My poor mum used to battle with me at the dinner table trying to get me to eat certain foods, I think I had a problem with textures and smells. If I didn't eat it she would lose her temper and threaten to give it to me for breakfast. Alternatives were rarely offered, pudding was only available if you had eaten dinner. It was incredibly traumatic. From my parents' point of view I was just being 'awkward and fussy'. In fact I was terrified of vomiting it all up.

Finally years later my mum told me that when I was very tiny I had a weak stomach valve and nothing would stay down unless I had medication first. I used to sick everything up and I do wonder if this is where the fussiness stems from?

I am now in my thirties, eat a range of foods, love it too much actually! I get plenty of vitamins and iron so it did work out in the end.

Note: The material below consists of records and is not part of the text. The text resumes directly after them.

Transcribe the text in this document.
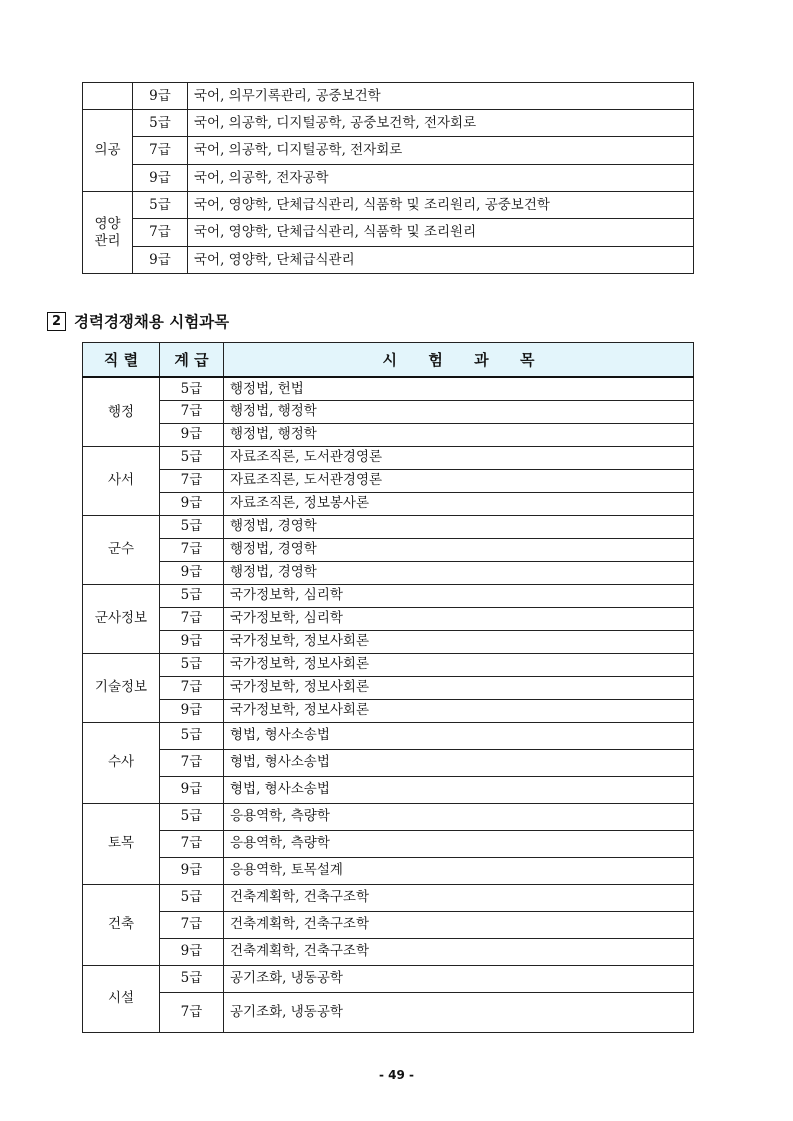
	9급	국어, 의무기록관리, 공중보건학
의공	5급	국어, 의공학, 디지털공학, 공중보건학, 전자회로
	7급	국어, 의공학, 디지털공학, 전자회로
	9급	국어, 의공학, 전자공학
영양
관리	5급	국어, 영양학, 단체급식관리, 식품학 및 조리원리, 공중보건학
	7급	국어, 영양학, 단체급식관리, 식품학 및 조리원리
	9급	국어, 영양학, 단체급식관리
2 경력경쟁채용 시험과목
직 렬	계 급	시      험      과      목
행정	5급	행정법, 헌법
	7급	행정법, 행정학
	9급	행정법, 행정학
사서	5급	자료조직론, 도서관경영론
	7급	자료조직론, 도서관경영론
	9급	자료조직론, 정보봉사론
군수	5급	행정법, 경영학
	7급	행정법, 경영학
	9급	행정법, 경영학
군사정보	5급	국가정보학, 심리학
	7급	국가정보학, 심리학
	9급	국가정보학, 정보사회론
기술정보	5급	국가정보학, 정보사회론
	7급	국가정보학, 정보사회론
	9급	국가정보학, 정보사회론
수사	5급	형법, 형사소송법
	7급	형법, 형사소송법
	9급	형법, 형사소송법
토목	5급	응용역학, 측량학
	7급	응용역학, 측량학
	9급	응용역학, 토목설계
건축	5급	건축계획학, 건축구조학
	7급	건축계획학, 건축구조학
	9급	건축계획학, 건축구조학
시설	5급	공기조화, 냉동공학
	7급	공기조화, 냉동공학
- 49 -
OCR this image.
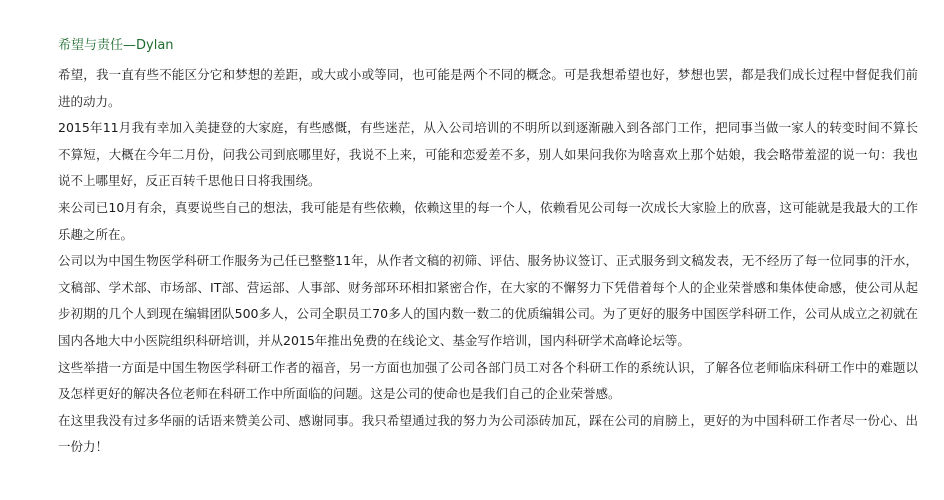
希望与责任—Dylan

希望，我一直有些不能区分它和梦想的差距，或大或小或等同，也可能是两个不同的概念。可是我想希望也好，梦想也罢，都是我们成长过程中督促我们前进的动力。

2015年11月我有幸加入美捷登的大家庭，有些感慨，有些迷茫，从入公司培训的不明所以到逐渐融入到各部门工作，把同事当做一家人的转变时间不算长不算短，大概在今年二月份，问我公司到底哪里好，我说不上来，可能和恋爱差不多，别人如果问我你为啥喜欢上那个姑娘，我会略带羞涩的说一句：我也说不上哪里好，反正百转千思他日日将我围绕。

来公司已10月有余，真要说些自己的想法，我可能是有些依赖，依赖这里的每一个人，依赖看见公司每一次成长大家脸上的欣喜，这可能就是我最大的工作乐趣之所在。

公司以为中国生物医学科研工作服务为己任已整整11年，从作者文稿的初筛、评估、服务协议签订、正式服务到文稿发表，无不经历了每一位同事的汗水，文稿部、学术部、市场部、IT部、营运部、人事部、财务部环环相扣紧密合作，在大家的不懈努力下凭借着每个人的企业荣誉感和集体使命感，使公司从起步初期的几个人到现在编辑团队500多人，公司全职员工70多人的国内数一数二的优质编辑公司。为了更好的服务中国医学科研工作，公司从成立之初就在国内各地大中小医院组织科研培训，并从2015年推出免费的在线论文、基金写作培训，国内科研学术高峰论坛等。

这些举措一方面是中国生物医学科研工作者的福音，另一方面也加强了公司各部门员工对各个科研工作的系统认识，了解各位老师临床科研工作中的难题以及怎样更好的解决各位老师在科研工作中所面临的问题。这是公司的使命也是我们自己的企业荣誉感。

在这里我没有过多华丽的话语来赞美公司、感谢同事。我只希望通过我的努力为公司添砖加瓦，踩在公司的肩膀上，更好的为中国科研工作者尽一份心、出一份力！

I can't bear the thought of my daughter going through what I did when I was a child. I really can't so even though she can be a bit restrictive, I try not to let it bother me. She can have meals she likes a few times a week but then the other times she has a bit of what the rest of us have. I get her to try a little bit then if she really hates it, she can have a sandwich and fruit. This method has improved her eating vastly. She has started to eat carrots, risotto and mashed potato. When she goes to school, I will give her pack lunches.

Gentle encouragement, rewards and understanding seemed to work with her.

As for that doctor! What rubbish! I am glad you changed practices!